The freedom in forgiveness
One of the constant struggles in teaching (one of the MANY constant struggles!) is coming up with a late work/make-up work policy and getting students to understand it, respect it, and stop asking for so many damn exceptions. Trust me, I've had MANY a conversation about the appalling entitlement of kids who keep ignoring the not-so-fine print (seriously! Boldfaced and underlined and caps-locked size 16 font!!!) and asking us to ignore the rules we've worked so hard to set out for them.
I've played around with how late to allow work to be turned in, and what percentage to dock. I've never allowed them to re-do or re-write. "Them's the rules, kid." I spell it out for them on the first day of school, and it's up to them to sort out their business out within my parameters. And I get frustrated when I have to constantly answer the same questions over and over.

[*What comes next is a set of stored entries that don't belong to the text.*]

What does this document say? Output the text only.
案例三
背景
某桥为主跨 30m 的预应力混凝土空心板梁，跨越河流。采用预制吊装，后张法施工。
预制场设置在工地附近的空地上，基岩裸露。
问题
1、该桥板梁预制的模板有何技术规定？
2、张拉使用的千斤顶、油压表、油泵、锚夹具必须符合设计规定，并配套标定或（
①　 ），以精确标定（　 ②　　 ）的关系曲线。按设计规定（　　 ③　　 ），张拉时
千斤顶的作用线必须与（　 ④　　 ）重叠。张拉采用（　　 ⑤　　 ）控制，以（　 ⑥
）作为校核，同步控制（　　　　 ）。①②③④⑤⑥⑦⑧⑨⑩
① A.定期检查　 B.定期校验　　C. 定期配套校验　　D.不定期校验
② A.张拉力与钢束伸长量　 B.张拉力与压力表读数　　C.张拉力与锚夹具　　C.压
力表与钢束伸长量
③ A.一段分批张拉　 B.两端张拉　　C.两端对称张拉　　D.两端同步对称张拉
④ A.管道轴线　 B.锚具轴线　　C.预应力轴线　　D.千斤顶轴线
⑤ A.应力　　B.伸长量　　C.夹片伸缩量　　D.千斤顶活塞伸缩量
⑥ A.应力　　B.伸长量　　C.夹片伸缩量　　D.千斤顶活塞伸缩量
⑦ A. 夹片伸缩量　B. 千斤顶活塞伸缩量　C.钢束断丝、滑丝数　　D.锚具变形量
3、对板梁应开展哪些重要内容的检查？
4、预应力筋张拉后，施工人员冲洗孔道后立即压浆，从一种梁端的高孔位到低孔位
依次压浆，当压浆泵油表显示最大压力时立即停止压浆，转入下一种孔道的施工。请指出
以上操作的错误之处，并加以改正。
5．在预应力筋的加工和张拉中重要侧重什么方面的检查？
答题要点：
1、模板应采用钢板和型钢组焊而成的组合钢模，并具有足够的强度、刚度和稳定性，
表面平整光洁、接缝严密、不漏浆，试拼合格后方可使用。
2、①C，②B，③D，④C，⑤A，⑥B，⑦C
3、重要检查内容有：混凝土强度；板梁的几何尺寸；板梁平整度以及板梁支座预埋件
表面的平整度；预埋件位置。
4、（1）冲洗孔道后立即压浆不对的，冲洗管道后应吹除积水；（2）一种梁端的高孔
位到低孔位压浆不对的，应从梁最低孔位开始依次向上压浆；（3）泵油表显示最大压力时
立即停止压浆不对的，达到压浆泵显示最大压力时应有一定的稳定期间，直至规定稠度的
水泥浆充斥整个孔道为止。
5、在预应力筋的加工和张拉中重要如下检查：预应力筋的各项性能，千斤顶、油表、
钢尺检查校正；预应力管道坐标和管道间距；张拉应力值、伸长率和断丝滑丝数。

Well, thing work differently at online school. At orientation and staff development, we were told that for SO many kids, we are probably the last resort in a long line of attempts at being successful at school. That if these kids couldn't make it with us, it's entirely possible that they might give up on school altogether. And therefore, we can't have the same kinds of rules that you might see at a traditional school.
I have to say, this made me nervous. Now I HAVE to allow rewrites? Now I CAN'T keep docking late points the later it gets? Now I HAVE to allow for flexibility in class attendance and deadlines?
I don't know if I was half-expecting that chaos would reign and I would be drowning in papers or what.
|Reality, sort of|
And I think that's how I've always wanted it to be anyway.
So in short... yes, work is hard. But it is going fairly well, and I'm happy to be doing it. I think for now, I have found where I am meant to be.